A multinational team of researchers led by Xiangchun Li, PhD, of the Tianjin Cancer Institute in Tianjin, China, trained a deep convolutional neural network (DCNN) using a dataset of ultrasound images from more than 100,000 patients with thyroid cancer. In testing, the model offered similar sensitivity and significantly higher specificity for identifying patients with thyroid cancer than a group of experienced radiologists.
Li and colleagues from Tianjin Medical University, four other Chinese hospitals, and Wake Forest School of Medicine in Winston-Salem, NC, trained the DCNN model using a training set of 131,731 thyroid ultrasound images gathered from 17,627 patients with thyroid cancer at Tianjin Cancer Hospital, as well as 180,668 images from 25,325 control cases.
Next, they assessed the algorithm's diagnostic performance on three additional datasets: an internal validation set of 8,606 images from 1,118 patients at Tianjin Cancer Hospital; an external dataset of 741 images from 154 patients from the Integrated Traditional Chinese and Western Medicine Hospital in Jilin, China; and an external validation set of 11,039 images from 1,420 patients from Weihai Municipal Hospital in Shandong, China.

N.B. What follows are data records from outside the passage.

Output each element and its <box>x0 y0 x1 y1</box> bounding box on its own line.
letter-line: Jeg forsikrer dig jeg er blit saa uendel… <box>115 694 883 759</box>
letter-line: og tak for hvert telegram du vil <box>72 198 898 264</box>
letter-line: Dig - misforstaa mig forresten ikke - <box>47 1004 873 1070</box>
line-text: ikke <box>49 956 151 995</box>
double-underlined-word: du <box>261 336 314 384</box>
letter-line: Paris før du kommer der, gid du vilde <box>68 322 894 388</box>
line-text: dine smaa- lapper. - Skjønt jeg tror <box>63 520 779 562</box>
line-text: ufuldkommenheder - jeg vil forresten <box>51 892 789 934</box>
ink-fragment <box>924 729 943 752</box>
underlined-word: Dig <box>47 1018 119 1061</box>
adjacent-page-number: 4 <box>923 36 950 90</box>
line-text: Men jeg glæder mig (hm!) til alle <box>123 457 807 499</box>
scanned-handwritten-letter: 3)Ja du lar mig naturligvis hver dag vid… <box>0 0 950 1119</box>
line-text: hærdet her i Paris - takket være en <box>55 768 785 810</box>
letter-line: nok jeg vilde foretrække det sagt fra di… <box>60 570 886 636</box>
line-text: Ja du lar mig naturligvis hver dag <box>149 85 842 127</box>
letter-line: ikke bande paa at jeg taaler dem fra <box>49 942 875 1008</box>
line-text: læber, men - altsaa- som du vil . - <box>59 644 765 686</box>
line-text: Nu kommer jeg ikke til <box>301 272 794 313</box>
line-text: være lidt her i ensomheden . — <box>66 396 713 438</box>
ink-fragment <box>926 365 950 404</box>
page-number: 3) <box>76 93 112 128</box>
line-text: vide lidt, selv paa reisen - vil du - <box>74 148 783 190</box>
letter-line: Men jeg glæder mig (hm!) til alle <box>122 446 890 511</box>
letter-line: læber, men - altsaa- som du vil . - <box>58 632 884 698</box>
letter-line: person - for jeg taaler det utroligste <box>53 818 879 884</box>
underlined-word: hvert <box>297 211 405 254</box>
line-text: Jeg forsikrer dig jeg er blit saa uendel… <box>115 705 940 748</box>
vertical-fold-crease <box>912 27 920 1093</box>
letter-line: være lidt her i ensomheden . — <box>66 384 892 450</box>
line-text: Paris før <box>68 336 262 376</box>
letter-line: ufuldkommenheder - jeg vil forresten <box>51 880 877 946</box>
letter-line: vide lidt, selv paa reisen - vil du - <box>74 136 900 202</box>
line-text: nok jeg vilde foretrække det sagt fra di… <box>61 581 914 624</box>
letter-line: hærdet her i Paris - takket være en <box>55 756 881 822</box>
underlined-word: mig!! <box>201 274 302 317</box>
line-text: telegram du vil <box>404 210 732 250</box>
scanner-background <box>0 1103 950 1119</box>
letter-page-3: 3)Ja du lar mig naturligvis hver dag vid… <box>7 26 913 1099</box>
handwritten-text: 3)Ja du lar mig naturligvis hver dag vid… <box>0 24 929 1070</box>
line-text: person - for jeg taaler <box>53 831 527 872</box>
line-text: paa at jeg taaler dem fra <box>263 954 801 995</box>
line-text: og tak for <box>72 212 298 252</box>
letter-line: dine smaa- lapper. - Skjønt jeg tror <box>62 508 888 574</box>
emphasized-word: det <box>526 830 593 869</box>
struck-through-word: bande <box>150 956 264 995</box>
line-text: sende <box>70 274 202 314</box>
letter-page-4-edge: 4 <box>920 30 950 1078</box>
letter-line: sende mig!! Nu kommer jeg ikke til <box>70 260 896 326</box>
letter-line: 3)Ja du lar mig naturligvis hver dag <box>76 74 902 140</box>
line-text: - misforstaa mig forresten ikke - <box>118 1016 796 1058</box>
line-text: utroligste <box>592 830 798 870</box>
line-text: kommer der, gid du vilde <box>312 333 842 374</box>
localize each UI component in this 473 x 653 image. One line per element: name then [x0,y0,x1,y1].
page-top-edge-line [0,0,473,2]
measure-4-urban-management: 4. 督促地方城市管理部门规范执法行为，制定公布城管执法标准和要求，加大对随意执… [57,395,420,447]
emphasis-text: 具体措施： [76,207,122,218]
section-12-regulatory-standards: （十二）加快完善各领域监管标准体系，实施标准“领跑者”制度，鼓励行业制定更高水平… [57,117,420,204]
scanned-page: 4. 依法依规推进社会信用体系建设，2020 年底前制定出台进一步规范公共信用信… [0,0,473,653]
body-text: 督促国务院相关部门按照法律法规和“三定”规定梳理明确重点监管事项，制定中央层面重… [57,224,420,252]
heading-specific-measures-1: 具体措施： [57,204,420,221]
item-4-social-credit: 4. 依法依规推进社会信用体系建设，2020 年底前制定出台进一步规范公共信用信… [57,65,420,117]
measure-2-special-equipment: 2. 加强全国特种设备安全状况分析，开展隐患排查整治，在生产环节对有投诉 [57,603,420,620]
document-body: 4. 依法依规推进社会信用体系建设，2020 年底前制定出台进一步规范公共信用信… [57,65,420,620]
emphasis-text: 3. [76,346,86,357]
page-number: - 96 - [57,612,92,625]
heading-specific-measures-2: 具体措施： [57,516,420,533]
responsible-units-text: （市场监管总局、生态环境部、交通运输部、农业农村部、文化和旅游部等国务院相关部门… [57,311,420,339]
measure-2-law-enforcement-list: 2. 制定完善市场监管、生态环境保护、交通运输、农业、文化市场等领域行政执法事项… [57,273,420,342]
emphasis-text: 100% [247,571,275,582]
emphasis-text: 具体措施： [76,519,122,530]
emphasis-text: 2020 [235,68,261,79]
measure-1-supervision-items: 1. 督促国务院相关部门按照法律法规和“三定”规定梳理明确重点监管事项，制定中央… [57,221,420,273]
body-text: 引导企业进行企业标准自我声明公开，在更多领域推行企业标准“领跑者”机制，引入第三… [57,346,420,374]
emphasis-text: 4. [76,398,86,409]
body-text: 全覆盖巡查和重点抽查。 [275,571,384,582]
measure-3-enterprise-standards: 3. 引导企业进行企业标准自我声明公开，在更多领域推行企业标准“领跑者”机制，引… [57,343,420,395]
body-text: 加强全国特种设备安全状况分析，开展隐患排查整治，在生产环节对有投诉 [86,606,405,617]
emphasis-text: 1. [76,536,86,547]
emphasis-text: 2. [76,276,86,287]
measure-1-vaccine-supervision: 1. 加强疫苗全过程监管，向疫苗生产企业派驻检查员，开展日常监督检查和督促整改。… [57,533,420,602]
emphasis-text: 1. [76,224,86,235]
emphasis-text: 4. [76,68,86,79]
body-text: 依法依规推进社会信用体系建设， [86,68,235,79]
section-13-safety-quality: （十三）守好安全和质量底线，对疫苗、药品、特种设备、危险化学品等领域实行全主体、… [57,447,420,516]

The researchers also compared the algorithm's performance with that of six skilled radiologists on all three validation test sets.
Diagnostic accuracy for identifying thyroid cancer | ||||||
Sensitivity | Specificity | Accuracy | ||||
Radiologists | Deep-learning algorithm | Radiologists | Deep-learning algorithm | Radiologists | Deep-learning algorithm | |
Internal set | 96.9% | 93.4% | 59.4% | 86.1% | 78.8% | 89.8% |
External set No. 1 | 92.9% | 84.3% | 57.1% | 86.9% | 72.7% | 85.7% |
External set No. 2 | 89% | 84.7% | 68.6% | 87.8% | 77.4% | 86.5% |
The difference in sensitivity was statistically significant for the internal validation set (p = 0.003) and for external validation set No. 1 (p = 0.048), but not for external validation set No. 2 (p = 0.25). The improvements in specificity and accuracy, however, were statistically significant for all three datasets (p < 0.0001).
"The newly developed DCNN model showed improved accuracy, sensitivity, and specificity in identifying patients with thyroid cancer at levels similar to or higher than a group of skilled radiologists," they wrote. "The improved technical performance obtained by the DCNN model indicates that this method is valuable to proceed with and to be tested in prospective clinical trials."
The researchers also noted that they are developing a website to provide free access to their DCNN model.
"In our future work, we intend to link hierarchical features of thyroid ultrasound images learned by DCNN models to features of thyroid nodules that are mostly used by radiologists in interpreting thyroid cancer," they wrote. "Medical resources in urban and rural areas of China -- and in many other countries in the world -- are unbalanced; the artificial intelligence system developed in our study could contribute to reducing barriers and providing a convenient way for community hospitals to improve thyroid cancer diagnosis."